Don Calcagni, chief investment officer with Mercer Advisors, agrees. “The technology sector (XLK) is doing well today, rather than value (VOOV) and that’s indicative of the fact that the market is not expecting a stimulus package before the election,” he said in an interview.

Calcagni believes the economy should be able to hold out a few more months without additional fiscal aid, but calls the first and second quarters of 2021 more of a question mark – especially given questions about vaccine availability and delivery.

“I think where the market wants and needs to go is toward lower-priced value and higher-quality stocks,” he said.

Read: Stocks are rallying because fears of a contested election are fading

Prospects for another fiscal stimulus package appeared to dim, as Democrats over the weekend rejected a $1.9 trillion proposal from Treasury Secretary Steven Mnuchin, representing the Trump administration’s most generous aid proposal thus far.

“This past week, the president demonstrated very clearly that he has not taken the war against the virus seriously, personally or nationally. This attitude is reflected in the grossly inadequate response we finally received from the administration on Saturday,” wrote Democratic House Speaker Nancy Pelosi wrote in a Sunday letter. “Until these serious issues are resolved, we remain at an impasse.”

During an interview with Fox News, President Donald Trump cast Pelosi as a point of resistance in getting additional help for out-of-work Americans and troubled businesses. “Republicans want to do it. We’re having a hard time with Nancy Pelosi,” he said Sunday.

On-again-off-again negotiations over additional stimulus have been one of the main catalysts for the markets over the past few months.

A lack of fresh aid is forcing investors to turn to the next round of corporate earnings and the elections.

Read: Financial markets have waited patiently for a stimulus package — that might change soon

S&P 500 companies’ overall earnings performance are expected to be less-bad than the second quarter, when earnings fell the most since the 2008 financial crisis, according to FactSet data.

The aggregate blended year-over-year growth estimate per share, which includes some earnings already reported and the average analyst estimates of coming results, is for a negative 20.5% as of the end of last week, following a 31.4% plunge in the second quarter.

Investors may be more focused on the rate of change in the decline, rather than how far earnings are falling, MarketWatch’s Ciara Linnane and Tomi Kilgore report.

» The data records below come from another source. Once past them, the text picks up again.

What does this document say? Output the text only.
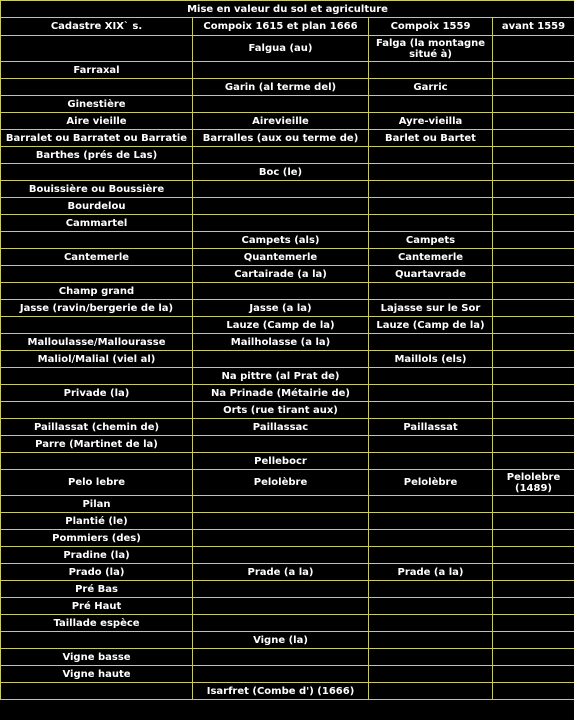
Mise en valeur du sol et agriculture			
Cadastre XIX` s.	Compoix 1615 et plan 1666	Compoix 1559	avant 1559
	Falgua (au)	Falga (la montagne situé à)	
Farraxal			
	Garin (al terme del)	Garric	
Ginestière			
Aire vieille	Airevieille	Ayre-vieilla	
Barralet ou Barratet ou Barratie	Barralles (aux ou terme de)	Barlet ou Bartet	
Barthes (prés de Las)			
	Boc (le)		
Bouissière ou Boussière			
Bourdelou			
Cammartel			
	Campets (als)	Campets	
Cantemerle	Quantemerle	Cantemerle	
	Cartairade (a la)	Quartavrade	
Champ grand			
Jasse (ravin/bergerie de la)	Jasse (a la)	Lajasse sur le Sor	
	Lauze (Camp de la)	Lauze (Camp de la)	
Malloulasse/Mallourasse	Mailholasse (a la)		
Maliol/Malial (viel al)		Maillols (els)	
	Na pittre (al Prat de)		
Privade (la)	Na Prinade (Métairie de)		
	Orts (rue tirant aux)		
Paillassat (chemin de)	Paillassac	Paillassat	
Parre (Martinet de la)			
	Pellebocr		
Pelo lebre	Pelolèbre	Pelolèbre	Pelolebre (1489)
Pilan			
Plantié (le)			
Pommiers (des)			
Pradine (la)			
Prado (la)	Prade (a la)	Prade (a la)	
Pré Bas			
Pré Haut			
Taillade espèce			
	Vigne (la)		
Vigne basse			
Vigne haute			
	Isarfret (Combe d') (1666)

Separately, the spread of the COVID-19 pandemic in Europe was forcing some reimplementation of lockdown measures. U.K. Prime Minister Boris Johnson was expected to outline the restrictions in a statement to the public on Monday.

In Asia, China’s equity market were ebullient on optimism that President Xi Jinping is planning to further open parts of the economy to outside investment.

Mainland Chinese stocks jumped, with the Shanghai Composite (CN:SHCOMP) rising 2.6%. Japan’s Nikkei 225 index (JP:NIK) fell 0.3%, while Hong Kong’s Hang Seng Index (HK:HSI) gained 2.2%.

The pan-European Stoxx 600 Europe Index (XX:SXXP) was up 0.7%. London’s FTSE 100 (UK:FTS) gained 0.2%.

The yield on the 10-year Treasury note (BX:TMUBMUSD10Y) was unchanged at 0.779%. Bond yields move inversely to prices.

Oil futures (CRUD) fell $1.33, or 3.3%, to $39.27 a barrel on the New York Mercantile Exchange. Gold (GOLD) was virtually flat at $1,926 an ounce on Comex.

The ICE U.S. Dollar Index (DXY) a measure of the greenback against its major rivals, was virtually flat.